It was "unwise" for President Donald Trump to question intelligence reports concerning Russian meddling in the 2016 election while speaking during a joint press conference Thursday, former Ambassador Nicholas Burns said.
"The U.S. intelligence community is rarely united on any issue," Burns, now a professor of diplomacy and international relations at Harvard's Kennedy School of Government, commented during a CNN "New Day" panel discussion. "They've been united for six months on this issue in their public report to the American people."
Trump's comments came during a joint news conference with Polish President Andrzej Duda in Poland on Thursday, where Trump opened his second visit to Europe. The trip next takes him to Germany for the G-20 summit, where he will meet with Russian President Vladimir Putin.
The president's comments also were not wise politically, said Burns, as the Senate voted just two weeks ago, by a 97-2 vote, to impose new sanctions on Russia. That effort was led by Senate Republicans, Burns pointed out.
"He's out of step with his own political party," the former ambassador said.
Trump also "is not defending the United States," said Burns, and that is one of the basic duties of a president.
"Russia launched a cyberattack on the American election," said Burns. "They got into the databases of 21 American states ... he gave a gift to Putin here on the eve of their meeting."
Instead, Putin needs to learn there will be repercussions and tangible steps by the United States to penalize Russia for its actions, Burns said.

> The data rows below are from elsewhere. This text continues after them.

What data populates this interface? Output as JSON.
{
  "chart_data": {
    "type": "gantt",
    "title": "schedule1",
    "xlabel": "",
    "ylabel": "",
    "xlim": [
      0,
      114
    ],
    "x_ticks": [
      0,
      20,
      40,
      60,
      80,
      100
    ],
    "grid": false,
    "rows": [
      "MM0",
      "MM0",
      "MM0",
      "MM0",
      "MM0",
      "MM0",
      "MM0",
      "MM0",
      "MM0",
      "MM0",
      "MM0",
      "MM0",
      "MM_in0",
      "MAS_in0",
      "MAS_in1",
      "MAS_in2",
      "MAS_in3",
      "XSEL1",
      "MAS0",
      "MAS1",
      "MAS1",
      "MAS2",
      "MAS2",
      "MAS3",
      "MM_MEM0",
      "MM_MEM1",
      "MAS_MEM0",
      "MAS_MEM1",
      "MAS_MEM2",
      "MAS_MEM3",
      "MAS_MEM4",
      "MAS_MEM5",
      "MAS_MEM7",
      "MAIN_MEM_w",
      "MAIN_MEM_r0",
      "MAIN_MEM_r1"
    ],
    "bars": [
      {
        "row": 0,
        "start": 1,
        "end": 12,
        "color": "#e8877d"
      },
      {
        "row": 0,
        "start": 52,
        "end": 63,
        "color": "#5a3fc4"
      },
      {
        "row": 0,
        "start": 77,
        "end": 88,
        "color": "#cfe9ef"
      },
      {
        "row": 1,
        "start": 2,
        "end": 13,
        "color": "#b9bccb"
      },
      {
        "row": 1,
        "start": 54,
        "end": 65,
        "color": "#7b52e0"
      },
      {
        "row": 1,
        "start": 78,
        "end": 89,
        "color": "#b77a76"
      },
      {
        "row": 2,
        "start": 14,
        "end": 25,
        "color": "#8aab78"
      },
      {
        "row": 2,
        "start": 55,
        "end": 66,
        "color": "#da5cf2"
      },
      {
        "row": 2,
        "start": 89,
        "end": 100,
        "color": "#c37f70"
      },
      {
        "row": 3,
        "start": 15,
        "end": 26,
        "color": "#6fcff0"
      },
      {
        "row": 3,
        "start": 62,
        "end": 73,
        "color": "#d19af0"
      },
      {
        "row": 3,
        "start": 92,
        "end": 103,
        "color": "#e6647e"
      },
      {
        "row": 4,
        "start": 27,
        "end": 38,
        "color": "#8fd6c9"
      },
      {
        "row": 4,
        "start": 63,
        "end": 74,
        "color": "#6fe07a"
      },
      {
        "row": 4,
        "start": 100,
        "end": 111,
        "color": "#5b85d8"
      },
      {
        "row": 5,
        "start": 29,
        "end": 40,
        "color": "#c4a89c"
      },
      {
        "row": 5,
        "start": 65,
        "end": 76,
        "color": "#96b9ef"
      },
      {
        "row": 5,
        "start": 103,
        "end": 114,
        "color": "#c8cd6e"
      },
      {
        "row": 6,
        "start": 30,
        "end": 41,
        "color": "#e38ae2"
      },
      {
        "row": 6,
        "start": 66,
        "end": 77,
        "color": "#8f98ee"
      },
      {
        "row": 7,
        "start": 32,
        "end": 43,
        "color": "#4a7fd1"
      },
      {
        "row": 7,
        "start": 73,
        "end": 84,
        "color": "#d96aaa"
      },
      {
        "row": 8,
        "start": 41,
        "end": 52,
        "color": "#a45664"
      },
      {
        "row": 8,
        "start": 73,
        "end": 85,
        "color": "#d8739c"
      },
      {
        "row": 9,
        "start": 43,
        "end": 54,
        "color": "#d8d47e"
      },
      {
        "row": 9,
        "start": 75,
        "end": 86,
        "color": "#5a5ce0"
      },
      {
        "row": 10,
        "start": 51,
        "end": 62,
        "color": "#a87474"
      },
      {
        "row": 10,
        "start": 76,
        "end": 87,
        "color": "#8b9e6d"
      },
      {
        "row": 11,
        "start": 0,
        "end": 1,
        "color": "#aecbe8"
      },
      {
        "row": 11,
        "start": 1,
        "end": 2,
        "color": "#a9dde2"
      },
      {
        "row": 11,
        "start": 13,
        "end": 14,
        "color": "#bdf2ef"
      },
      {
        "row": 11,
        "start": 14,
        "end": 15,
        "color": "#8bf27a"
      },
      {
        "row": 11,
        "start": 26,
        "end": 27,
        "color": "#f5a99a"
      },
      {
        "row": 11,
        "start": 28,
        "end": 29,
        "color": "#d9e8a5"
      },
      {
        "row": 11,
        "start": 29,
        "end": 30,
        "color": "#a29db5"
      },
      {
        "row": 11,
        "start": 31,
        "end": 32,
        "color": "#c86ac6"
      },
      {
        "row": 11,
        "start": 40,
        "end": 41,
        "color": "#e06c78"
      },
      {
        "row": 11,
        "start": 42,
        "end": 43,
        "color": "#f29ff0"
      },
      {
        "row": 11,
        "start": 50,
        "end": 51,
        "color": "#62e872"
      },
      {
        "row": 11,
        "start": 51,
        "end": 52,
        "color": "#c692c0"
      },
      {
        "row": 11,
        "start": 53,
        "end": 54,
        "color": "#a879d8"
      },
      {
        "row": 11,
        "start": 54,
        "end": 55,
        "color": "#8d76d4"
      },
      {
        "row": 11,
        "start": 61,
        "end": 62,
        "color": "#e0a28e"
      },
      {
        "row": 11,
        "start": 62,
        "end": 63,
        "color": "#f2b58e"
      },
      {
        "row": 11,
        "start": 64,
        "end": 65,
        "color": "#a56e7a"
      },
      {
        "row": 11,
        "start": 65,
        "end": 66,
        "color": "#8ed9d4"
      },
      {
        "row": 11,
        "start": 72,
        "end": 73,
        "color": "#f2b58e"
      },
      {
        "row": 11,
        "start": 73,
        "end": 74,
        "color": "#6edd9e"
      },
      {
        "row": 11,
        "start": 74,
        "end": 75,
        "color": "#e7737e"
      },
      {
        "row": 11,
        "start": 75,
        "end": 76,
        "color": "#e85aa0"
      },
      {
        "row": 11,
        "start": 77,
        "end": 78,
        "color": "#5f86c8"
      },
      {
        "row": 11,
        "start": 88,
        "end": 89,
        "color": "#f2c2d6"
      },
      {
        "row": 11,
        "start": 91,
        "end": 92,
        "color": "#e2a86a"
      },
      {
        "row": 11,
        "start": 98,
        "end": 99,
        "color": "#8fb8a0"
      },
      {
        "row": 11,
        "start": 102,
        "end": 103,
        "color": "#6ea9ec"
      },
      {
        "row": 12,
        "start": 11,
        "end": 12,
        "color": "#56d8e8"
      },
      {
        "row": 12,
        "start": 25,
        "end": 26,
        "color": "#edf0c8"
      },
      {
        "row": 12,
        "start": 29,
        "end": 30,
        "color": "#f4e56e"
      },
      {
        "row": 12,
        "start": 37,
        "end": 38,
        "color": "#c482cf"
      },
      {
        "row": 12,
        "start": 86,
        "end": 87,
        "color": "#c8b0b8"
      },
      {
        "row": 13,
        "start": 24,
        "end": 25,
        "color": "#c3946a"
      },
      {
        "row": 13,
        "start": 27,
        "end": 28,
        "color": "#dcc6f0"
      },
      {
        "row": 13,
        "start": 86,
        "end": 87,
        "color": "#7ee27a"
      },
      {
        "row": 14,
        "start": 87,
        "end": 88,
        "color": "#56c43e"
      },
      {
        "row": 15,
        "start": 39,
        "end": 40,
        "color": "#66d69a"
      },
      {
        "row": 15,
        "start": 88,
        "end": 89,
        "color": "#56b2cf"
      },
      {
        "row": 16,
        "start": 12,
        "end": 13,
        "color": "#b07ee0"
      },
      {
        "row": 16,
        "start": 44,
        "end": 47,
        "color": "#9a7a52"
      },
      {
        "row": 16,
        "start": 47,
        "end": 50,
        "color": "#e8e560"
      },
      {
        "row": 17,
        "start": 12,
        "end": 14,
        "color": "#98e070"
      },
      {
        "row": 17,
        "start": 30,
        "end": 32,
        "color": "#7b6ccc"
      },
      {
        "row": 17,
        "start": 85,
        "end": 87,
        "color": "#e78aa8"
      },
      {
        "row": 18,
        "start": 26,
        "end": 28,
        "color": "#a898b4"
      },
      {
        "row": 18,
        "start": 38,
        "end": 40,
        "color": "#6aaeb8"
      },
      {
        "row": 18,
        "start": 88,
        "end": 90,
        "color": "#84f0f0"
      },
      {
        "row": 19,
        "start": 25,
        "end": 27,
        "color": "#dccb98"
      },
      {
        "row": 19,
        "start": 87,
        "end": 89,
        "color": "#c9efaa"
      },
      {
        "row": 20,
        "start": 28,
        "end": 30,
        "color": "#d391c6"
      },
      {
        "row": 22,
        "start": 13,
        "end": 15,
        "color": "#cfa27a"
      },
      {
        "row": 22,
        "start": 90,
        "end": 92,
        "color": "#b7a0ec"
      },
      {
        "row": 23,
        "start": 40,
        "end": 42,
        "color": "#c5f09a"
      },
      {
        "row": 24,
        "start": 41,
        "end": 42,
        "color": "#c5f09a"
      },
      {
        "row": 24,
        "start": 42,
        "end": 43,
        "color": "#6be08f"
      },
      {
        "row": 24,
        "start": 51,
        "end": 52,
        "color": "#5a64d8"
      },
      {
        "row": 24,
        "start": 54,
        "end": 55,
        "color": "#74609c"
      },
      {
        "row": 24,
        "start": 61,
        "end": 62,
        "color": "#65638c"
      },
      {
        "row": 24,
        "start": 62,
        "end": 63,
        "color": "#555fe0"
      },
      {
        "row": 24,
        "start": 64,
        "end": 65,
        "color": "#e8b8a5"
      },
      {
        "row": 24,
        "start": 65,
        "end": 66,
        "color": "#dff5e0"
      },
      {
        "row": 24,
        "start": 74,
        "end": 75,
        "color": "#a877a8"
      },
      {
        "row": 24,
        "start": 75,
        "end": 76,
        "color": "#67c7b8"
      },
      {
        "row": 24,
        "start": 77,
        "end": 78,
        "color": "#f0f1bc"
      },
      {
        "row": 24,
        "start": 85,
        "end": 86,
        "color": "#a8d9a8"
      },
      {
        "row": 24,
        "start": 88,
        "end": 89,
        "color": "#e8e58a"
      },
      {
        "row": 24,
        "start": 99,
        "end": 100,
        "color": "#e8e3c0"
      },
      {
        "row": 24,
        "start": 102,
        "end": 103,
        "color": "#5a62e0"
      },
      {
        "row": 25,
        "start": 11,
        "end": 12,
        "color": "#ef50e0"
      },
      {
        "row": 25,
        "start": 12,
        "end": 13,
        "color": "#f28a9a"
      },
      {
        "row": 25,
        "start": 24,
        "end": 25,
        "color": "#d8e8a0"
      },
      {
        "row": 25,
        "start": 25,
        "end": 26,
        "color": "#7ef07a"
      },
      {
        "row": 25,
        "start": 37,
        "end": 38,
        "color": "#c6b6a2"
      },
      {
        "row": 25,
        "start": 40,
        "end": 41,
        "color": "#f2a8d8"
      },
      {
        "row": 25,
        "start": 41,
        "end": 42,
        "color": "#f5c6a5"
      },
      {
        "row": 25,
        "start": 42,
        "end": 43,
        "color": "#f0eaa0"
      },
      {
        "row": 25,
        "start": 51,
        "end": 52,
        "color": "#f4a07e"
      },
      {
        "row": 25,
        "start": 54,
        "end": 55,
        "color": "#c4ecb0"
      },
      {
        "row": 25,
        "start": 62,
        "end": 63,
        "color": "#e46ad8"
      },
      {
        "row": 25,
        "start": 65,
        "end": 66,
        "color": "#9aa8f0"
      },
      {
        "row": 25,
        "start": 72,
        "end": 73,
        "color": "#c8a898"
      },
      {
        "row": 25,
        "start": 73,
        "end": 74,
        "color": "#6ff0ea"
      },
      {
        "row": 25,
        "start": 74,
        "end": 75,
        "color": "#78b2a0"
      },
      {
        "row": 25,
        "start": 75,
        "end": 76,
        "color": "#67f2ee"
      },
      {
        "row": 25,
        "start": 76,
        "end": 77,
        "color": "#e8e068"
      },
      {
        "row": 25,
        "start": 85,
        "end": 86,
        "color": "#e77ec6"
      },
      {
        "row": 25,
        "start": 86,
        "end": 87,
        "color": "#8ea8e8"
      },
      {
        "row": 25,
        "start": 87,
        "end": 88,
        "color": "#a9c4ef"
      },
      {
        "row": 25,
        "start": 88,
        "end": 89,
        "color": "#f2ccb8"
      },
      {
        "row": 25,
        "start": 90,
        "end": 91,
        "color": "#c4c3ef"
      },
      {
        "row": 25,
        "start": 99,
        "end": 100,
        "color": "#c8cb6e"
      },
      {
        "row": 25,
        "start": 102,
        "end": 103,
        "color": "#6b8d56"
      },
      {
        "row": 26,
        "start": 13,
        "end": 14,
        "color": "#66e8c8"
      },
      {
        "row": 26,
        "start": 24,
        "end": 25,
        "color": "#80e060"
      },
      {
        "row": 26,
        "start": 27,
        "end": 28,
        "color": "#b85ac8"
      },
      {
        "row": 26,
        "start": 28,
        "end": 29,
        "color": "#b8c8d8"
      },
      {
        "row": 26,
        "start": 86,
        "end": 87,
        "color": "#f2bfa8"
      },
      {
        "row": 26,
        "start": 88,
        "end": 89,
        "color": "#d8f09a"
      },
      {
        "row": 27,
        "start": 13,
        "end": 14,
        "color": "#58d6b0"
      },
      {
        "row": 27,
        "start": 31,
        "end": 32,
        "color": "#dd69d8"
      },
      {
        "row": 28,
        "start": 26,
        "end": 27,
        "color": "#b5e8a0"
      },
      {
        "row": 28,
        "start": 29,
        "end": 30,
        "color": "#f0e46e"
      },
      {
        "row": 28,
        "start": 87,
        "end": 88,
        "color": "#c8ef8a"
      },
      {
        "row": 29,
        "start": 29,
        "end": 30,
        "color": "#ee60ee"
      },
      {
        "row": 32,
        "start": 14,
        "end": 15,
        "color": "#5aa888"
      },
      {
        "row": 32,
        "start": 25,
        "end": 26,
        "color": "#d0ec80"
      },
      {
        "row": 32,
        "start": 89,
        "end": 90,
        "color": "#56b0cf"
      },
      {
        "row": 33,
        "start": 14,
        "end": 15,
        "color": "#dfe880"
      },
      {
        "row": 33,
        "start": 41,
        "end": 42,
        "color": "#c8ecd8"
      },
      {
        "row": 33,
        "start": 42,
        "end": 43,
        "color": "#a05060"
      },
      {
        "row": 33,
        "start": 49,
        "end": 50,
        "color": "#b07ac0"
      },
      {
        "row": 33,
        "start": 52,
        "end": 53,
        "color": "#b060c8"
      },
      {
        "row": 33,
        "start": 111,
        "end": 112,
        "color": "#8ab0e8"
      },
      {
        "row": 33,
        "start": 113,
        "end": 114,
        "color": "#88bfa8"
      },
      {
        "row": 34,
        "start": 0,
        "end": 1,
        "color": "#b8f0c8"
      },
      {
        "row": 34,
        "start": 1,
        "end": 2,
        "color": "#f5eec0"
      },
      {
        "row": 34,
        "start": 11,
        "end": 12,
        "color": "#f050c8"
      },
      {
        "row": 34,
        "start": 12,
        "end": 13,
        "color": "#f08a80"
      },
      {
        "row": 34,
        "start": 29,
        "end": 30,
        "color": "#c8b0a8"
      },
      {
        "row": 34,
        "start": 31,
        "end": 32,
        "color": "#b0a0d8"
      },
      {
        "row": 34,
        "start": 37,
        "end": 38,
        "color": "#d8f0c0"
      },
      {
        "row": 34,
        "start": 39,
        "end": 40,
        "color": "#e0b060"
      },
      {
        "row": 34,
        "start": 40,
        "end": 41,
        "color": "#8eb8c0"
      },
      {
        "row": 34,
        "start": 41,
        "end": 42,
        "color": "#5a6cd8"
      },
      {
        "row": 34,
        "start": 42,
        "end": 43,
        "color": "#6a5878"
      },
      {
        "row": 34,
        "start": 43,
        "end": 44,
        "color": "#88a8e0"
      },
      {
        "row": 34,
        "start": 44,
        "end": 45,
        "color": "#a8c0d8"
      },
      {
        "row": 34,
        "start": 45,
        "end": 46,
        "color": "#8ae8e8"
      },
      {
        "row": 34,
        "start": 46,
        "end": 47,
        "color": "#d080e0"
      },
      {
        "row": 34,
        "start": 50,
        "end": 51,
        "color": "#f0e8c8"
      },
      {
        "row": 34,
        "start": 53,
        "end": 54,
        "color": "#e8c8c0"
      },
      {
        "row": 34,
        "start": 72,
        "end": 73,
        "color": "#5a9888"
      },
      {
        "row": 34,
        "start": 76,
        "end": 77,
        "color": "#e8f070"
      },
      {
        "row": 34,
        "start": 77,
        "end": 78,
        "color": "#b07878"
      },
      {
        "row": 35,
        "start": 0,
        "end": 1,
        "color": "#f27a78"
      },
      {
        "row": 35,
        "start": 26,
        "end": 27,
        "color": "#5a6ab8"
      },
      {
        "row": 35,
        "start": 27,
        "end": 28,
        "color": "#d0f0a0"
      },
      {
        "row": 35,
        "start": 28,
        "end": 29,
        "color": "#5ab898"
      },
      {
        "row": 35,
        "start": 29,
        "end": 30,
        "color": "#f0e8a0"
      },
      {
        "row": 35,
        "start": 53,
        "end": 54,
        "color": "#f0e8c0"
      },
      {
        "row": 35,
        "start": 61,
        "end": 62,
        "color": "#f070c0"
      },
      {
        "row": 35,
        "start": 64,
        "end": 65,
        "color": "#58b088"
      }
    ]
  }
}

"If you don't do that, think about what Putin might do to our 2018 midterms or the 2020 presidential election," said Burns. "I think it's dereliction of a basic duty of the president to defend the United States. He's out of step with the rest of the country. Very unwise to say what he did this morning."
Burns, also appearing on MSNBC Thursday, said Trump is planning to meet with South Korea President Moon Jae-In and Prime Minister Shinzo Abe of Japan, and he is right to meet with the two countries, as they are treaty allies of the United States.
"It is good to start with this," he said. "It also makes sense for the three countries to coordinate on our strategy because clearly the Chinese are not going to help strategically" with North Korea ... hopefully the Europeans will be able to help push on the Chinese and Russians to be much more critical of the North Korean ballistic missile test this week."